His wife was in the kitchen, killing a chicken. I could hear its screams. They resembled the screams in my head. He was teaching me how to kiss. He told me it would feel good. I stayed quiet. He promised my parents knew. He promised that they were ok with this.
I could still hear the dying squeals of the chicken that was soon to be our dinner. I felt like a ripe grape. Easily squeezed. Juices everywhere. I wanted to be a dessert. To be eaten, and forgotten.
He stuck his tongue in like he was trying to feel the lining of my guts.
He wiped away my tears and told me to undress and follow him to the shower.
What else was I supposed to do? My parents knew, I told myself.
They said its was ok.
They were far away in some other town.
Night was far away.
I don’t remember undressing, I just remember being in the shower. Still crying. Tears blanketed by cold water.
His cock was in front of me. I was the perfect height for it. He was tall and lanky.
Chicken feathers swayed in the hot air. Remnants of that poor chicken.
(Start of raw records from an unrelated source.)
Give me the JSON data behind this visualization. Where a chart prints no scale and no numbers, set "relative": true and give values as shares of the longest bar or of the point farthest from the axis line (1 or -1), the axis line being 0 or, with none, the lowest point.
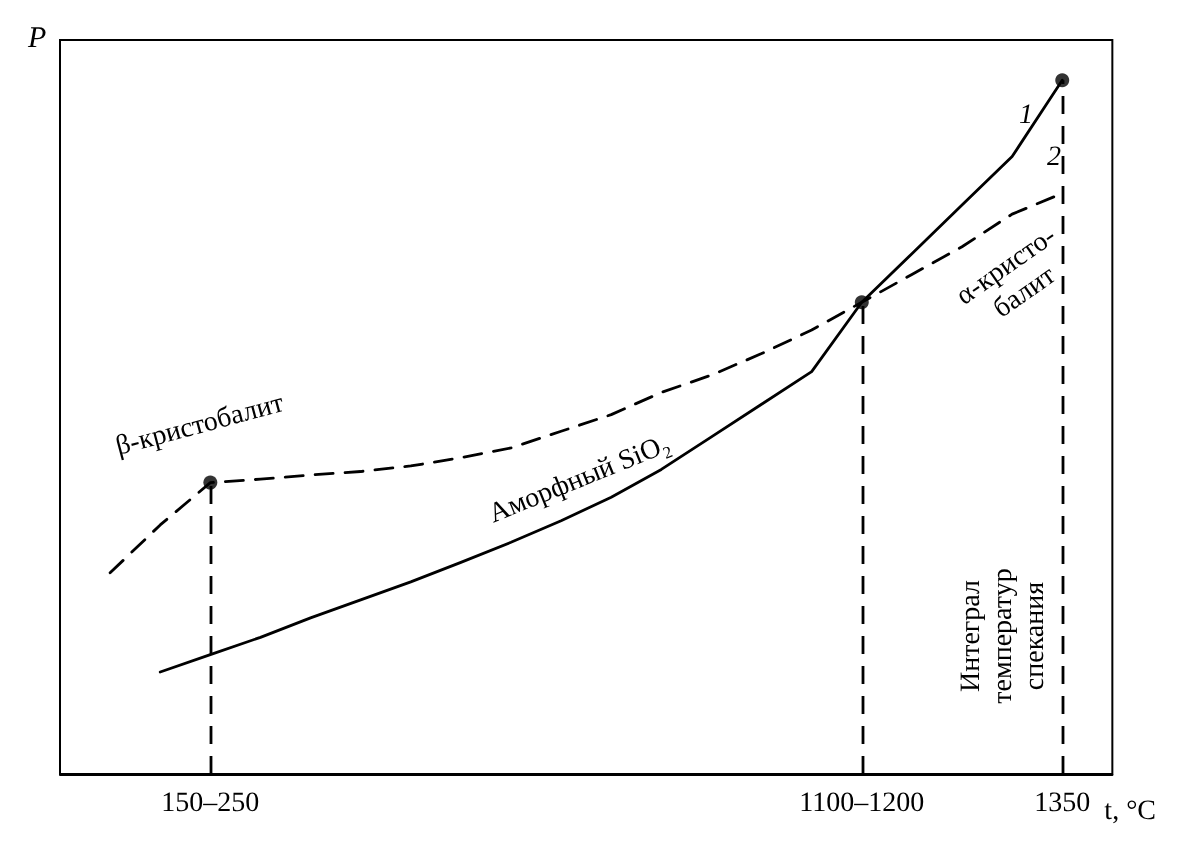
{
  "chart_data": {
    "type": "line",
    "relative": true,
    "xlabel": "t, °C",
    "ylabel": "P",
    "categories": [
      null,
      null,
      null,
      "150–250",
      null,
      null,
      null,
      null,
      null,
      null,
      null,
      null,
      null,
      null,
      null,
      null,
      "1100–1200",
      null,
      null,
      null,
      "1350",
      null
    ],
    "series": [
      {
        "color": "#000000",
        "line_style": "solid",
        "marker": "none",
        "values": [
          null,
          null,
          0.147,
          0.172,
          0.197,
          0.225,
          0.251,
          0.277,
          0.305,
          0.334,
          0.365,
          0.399,
          0.439,
          0.486,
          0.533,
          0.58,
          0.68,
          0.75,
          0.82,
          0.89,
          1,
          null
        ]
      },
      {
        "color": "#000000",
        "line_style": "dashed",
        "marker": "none",
        "values": [
          null,
          0.29,
          0.359,
          0.42,
          0.425,
          0.431,
          0.436,
          0.444,
          0.456,
          0.47,
          0.494,
          0.518,
          0.55,
          0.575,
          0.606,
          0.64,
          0.68,
          0.72,
          0.76,
          0.807,
          0.837,
          null
        ]
      },
      {
        "type": "lollipop",
        "color": "#000000",
        "line_style": "dashed",
        "marker": "circle",
        "values": [
          null,
          null,
          null,
          0.42,
          null,
          null,
          null,
          null,
          null,
          null,
          null,
          null,
          null,
          null,
          null,
          null,
          0.68,
          null,
          null,
          null,
          1,
          null
        ]
      }
    ],
    "annotations": [
      "1",
      "2",
      "β-кристобалит",
      "Аморфный SiO₂",
      "α-кристо-\nбалит",
      "Интеграл\nтемператур\nспекания"
    ]
  }
}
The tile, worn and slippery beneath my feet.
I opened my mouth and he slipped himself inside it.
My mouth was too small.
But he forced it in and I kept crying.
He moaned and then I black out.
The next memory is us on the bed.
The bed he shared with his wife.
Still wet from the shower, my hair dampening the bed.
I could smell the chicken soup simmering.
It smelled delicious and brought a comforting feeling.
The smells of a kitchen always soothe me.
The promise of bubbling nourishment sounded good.
His hands on my wetness.
It feels good.
I cry again.
“How are my parents ok with this,” I think inside my small brain.
A song plays in my head.
A song that makes me cry.
I can’t stop crying.
I can barely see through my eye slits.
I fall asleep.
He leaves me there.
Naked and wet.
I wake up.
He smiles at me.
A reminder of everything.
I force out a smile and thank them for the food.
There’s a knock at the door.
“Did she behave?” they ask.
“She’s a good girl.” he says, patting me on the head.
A migraine is surfacing.
I need my Mormon missionaries to make me pure again.
To anoint me with their oils.
And they cast out many devils, and anointed with oil many that were sick, and healed them.
Come to me.
Come to me…
I write these memories in a child’s voice because that’s the only way I can express it.
The memories are young, infantile.
I reference Mormonism at the end, like a salve. Which clearly indicates the amount of brainwashing that had already taken place.
Send the young virgins to war-stricken countries. Have them learn the language, and swoon the inhabitants with their gold hair and fast tongues.
Make them believe that God, that Jesus is the answer. The only answer.
That things aren’t as bad as they feel.
That this life is just a practice run.
Eternal life awaits.
My father was an alcoholic and dying by the time the Mormons found us.
He is forever grateful.
He is forever in debt.
Other children in church were being sexually assaulted.
I knew because we touched each other knowingly.
We were play-acting.
Church was an escape.
Church was theatre.
Church was a means to forget.
Church was a pastime.
Just pay your tithing.
Be a full-tithe paying member and enter the Temple.
The Holiest of Holy places.
Everyone needs some reassurance that they’ll live forever.
Especially the ignorant.
I played games with God.
He retaliated by playing games back.
We played hide and seek.
I never found him.
I never let the church imbibe.
I left as soon as I was able.
Fetishized those innocent missionaries, since they were my saviors.
A reminder of the innocence I never got.